Clients are entitled to know when they’re being charged a higher interest rate so brokers can bank the spread to pass it on to other customers, argues an industry veteran, calling on FSCO to mandate disclosure around that lender option.
Clients are entitled to know when they’re being charged a higher interest rate so brokers can bank the spread to pass it on to other customers, argues an industry veteran, calling on FSCO to mandate disclosure around that lender option.
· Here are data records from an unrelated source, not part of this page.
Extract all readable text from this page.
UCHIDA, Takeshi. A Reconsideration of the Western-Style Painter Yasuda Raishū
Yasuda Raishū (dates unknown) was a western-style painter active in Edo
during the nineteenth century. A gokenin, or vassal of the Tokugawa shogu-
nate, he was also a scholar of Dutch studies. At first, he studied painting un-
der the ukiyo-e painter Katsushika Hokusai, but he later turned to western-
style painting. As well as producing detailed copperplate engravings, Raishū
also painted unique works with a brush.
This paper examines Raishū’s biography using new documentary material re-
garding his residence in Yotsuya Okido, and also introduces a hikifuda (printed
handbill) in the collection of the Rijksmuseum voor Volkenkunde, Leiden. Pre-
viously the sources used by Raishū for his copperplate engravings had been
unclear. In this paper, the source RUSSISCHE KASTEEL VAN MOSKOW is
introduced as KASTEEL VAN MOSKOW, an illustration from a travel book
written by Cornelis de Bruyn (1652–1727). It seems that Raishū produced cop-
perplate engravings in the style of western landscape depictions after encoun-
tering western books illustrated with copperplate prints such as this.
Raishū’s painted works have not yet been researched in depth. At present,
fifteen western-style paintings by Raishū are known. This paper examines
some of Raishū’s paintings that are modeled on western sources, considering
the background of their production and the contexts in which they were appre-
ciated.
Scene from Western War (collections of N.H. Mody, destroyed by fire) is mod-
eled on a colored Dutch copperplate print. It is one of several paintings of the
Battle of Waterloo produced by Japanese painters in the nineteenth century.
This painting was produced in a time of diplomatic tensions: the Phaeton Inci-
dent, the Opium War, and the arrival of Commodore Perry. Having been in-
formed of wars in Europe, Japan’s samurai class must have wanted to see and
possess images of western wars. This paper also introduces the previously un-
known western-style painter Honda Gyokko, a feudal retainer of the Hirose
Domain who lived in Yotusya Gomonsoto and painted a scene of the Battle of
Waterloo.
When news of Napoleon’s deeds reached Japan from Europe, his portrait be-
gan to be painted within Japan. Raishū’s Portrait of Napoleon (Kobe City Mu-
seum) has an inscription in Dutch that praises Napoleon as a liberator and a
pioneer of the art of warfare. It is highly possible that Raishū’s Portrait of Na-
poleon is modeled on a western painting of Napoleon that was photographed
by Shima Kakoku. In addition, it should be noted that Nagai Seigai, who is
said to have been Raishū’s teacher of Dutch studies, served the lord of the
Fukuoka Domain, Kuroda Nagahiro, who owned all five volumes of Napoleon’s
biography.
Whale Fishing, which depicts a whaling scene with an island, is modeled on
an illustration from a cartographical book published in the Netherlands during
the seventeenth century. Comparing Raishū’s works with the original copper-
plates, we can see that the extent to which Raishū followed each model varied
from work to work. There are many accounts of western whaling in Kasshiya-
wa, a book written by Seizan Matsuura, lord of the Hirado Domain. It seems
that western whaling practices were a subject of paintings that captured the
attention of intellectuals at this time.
“When we hear‘Disclosure! Disclosure! Disclosure!’ we don’t hear about the points that some lenders give brokers for specifically and intentionally offering one client a ceiling rate in order to hold onto to the basis points and then buy down the rate for a subsequent client – without having to give up any commission on that subsequent deal,” Paul Mangion, a broker with The Mortgage Centre in Mississauga, told MortgageBrokerNews.ca. “That amounts to charging the first client a fee because it saves the broker thousands of dollars in lost commission in buying down the rate for that subsequent deal.”
The practice is, in fact, shunned by many brokers, some even going so far as to call it “price discrimination.” But many others have stepped up their use of it in order to retain clients threatening to go with increasingly aggressive banks, even if they’re dangling a rate only one or two basis points lower than the broker’s.
Mangion, a high volume broker working both A and alternative deals, understands the temptation, although questions the ethics of mortgage professionals now taking advantage of formal lender points programs that effectively encourage the practice by offering it as an option.
Ethics aside, he said, clients trusting brokers to win them the lowest possible rate must be told when their mortgage professionals have offered them a ceiling rate instead of the floor Rate.
“When we, as brokers, receive an extra benefit in the form of points from a lender for offering the high end of our rate range to an unsuspecting client, that has to be disclosed,” he said.
Still, all lenders now offering those programs do so as an option, said another seasoned broker, suggesting that places responsibility on the broker’s shoulders, not the lender’s.
Either way, Mangion wants the Financial Services Commission of Ontario to take up the issue during its review of industry regulations early next year.
“Our industry’s reputation depends on transparency,” he told MortgageBrokerNews.ca.